Судьба хотя бы в одном пощадила его — он не сделался убийцей. Его друг-приятель, сильно пострадавший от нападения, постепенно поправился, однако Зандов заплатил за ту свою вспышку долголетним заключением в тюрьме. Конечно, за обманутым мужем признали право отомстить обидчику и отстоять свою честь, но буква закона осудила его, и это осуждение погубило все его благополучие. Франц немедленно потерял свое прежнее положение, со служебной карьерой было покончено. Женщина, некогда называвшаяся его женой, получила развод, отдала свою руку человеку, ради которого изменила мужу, и носила теперь имя предателя. А то единственное, что осталось у несчастного Зандова, то, что закон присудил ему, — его родное дитя. Но он не принял этот дар, сам оттолкнул своего отпрыска от себя. Он научился сомневаться во всем, видеть ложь во всем, что до тех пор считал правдивым и чистым. Он уже не верил и в свои отцовские права, отказавшись признать своим то существо, которое еще недавно составляло счастье его жизни. Он оставил ребенка матери, даже не взглянув на него.
О возвращении в родной город, конечно, не могло быть и речи. Зандову оставалась только Америка, это прибежище многих неудачников, людей с поломанной судьбой. Разойдясь с самим собой и со всем миром, без средств, с позорным пятном человека, отбывшего наказание в тюрьме, он прибыл в Новый Свет. И это стало поворотным моментом в его жизни. Именно здесь Зандов выбрался из глубочайшей ямы: ему удалось пережить все бедствия и подняться по лестнице успеха до блестящего положения и богатства.
С этого времени успех всегда сопутствовал Францу Зандову. Что бы он ни предпринимал, все ему удавалось, и он быстро привык к риску. Он увлек за собой более спокойного, осмотрительного Клиффорда на путь самых смелых, даже отчаянных спекуляций, а когда после смерти Клиффорда в руках Зандова сосредоточилось все управление бизнесом, он уже не знал решительно никакого удержу. Было что-то безудержное в его погоне за наживой. Человек одинокий, не имевший никого, для кого ему требовалось бы копить богатство, потерял голову и, казалось, обезумел; было в этом что-то жуткое, тяжелое. И все-таки у каждого человека должны быть цель и содержание в жизни, что-то, к чему он страстно стремится. Если для него утрачены благородные ценности, то очень часто таким магнитом становится демон золота, который овладевает опустевшим местом. Зандов тоже попал во власть этого демона, который неустанно толкал его к наживе, гнал от одной рискованной операции к другой и очень часто соблазнял ставить все на одну и ту же карту. Этот же демон делал его нечувствительным ко всем радостям жизни. Зандов, ставший главой большого американского банкирского дома, добился в жизни положения, поистине достойного зависти, но на его лице читались лишь следы забот, вечного лихорадочного волнения. Богатство не принесло ему ни мира, ни счастья.

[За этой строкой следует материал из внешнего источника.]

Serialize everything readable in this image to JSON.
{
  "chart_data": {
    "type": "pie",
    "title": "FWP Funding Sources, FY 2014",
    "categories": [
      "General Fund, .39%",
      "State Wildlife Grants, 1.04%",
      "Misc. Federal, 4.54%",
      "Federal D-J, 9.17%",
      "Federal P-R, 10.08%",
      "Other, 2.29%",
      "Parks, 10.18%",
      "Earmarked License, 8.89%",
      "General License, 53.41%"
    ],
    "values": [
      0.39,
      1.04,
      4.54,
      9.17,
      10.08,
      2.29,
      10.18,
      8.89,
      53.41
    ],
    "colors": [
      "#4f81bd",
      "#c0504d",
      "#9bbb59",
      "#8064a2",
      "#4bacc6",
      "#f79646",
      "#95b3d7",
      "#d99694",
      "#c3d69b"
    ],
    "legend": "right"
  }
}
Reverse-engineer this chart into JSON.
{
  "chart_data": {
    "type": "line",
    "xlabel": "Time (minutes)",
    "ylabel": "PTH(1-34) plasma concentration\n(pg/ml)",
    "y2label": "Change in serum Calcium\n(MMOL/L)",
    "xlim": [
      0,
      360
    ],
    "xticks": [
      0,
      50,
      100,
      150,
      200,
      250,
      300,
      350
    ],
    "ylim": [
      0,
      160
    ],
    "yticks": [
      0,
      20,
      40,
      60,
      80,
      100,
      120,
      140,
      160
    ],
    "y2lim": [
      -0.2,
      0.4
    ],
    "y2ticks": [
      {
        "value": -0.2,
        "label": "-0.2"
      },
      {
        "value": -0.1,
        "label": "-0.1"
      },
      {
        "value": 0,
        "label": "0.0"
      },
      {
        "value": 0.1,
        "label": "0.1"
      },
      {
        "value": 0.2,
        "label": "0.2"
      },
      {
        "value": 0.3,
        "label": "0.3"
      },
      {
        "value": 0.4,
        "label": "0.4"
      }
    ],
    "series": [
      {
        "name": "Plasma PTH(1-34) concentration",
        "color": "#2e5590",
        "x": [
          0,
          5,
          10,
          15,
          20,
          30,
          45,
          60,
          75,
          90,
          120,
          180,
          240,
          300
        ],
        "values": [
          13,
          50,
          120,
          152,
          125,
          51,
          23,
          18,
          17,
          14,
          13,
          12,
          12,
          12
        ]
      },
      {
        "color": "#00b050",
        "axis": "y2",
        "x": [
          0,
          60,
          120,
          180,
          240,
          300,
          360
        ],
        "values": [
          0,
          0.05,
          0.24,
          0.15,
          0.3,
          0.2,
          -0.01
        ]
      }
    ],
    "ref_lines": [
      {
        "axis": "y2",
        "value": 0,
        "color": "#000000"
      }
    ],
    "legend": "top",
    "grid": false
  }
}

Туман на океане сгустился и распространялся все шире и шире. Мрачными тенями надвигался он на берег, а из них вырывались темные волны океана и устремлялись на песок. Ветер все сильнее и сильнее гнал их на берег; они теперь уже не расплывались с легким шипением, а с грозным шумом и пеной низвергались на сушу. Как грозно вздымались эти волны у ног одинокого Зандова, который мрачно, словно углубившись в самого себя, смотрел на них! Казалось, будто каждая волна повторяла ему те самые слова, которые он слышал на этом месте, а там, в тумане, возникали вызываемые ими картины.
Удивительно! Того, чего не добился Густав своими горячими речами, удалось достигнуть с помощью этой «детской болтовни»... Серьезные предупреждения брата не произвели никакого впечатления на расчетливого Зандова. Он лишь презрительно отмахнулся от них, назвав «сентиментальными бреднями», и в конце концов угрозой заставил брата замолкнуть. Франц уже давным-давно в своих сделках мало заботился о чьем-либо благе. «С людьми нужно обращаться, как с цифрами», — таковы были его принцип жизни и главная основа богатства. Не была исключением и спекуляция, предложенная ему Дженкинсом. Зандов анализировал лишь цифры, и они обещали ему большую выгоду; ему даже в голову не пришло, что речь может идти о человеческих жизнях. И вдруг неопытное дитя проникло в самую суть дела и осмелилось сказать ему жестокую правду! Слова юной девушки продолжали звучать в сознании Франца Зандова, и он не мог избавиться от них.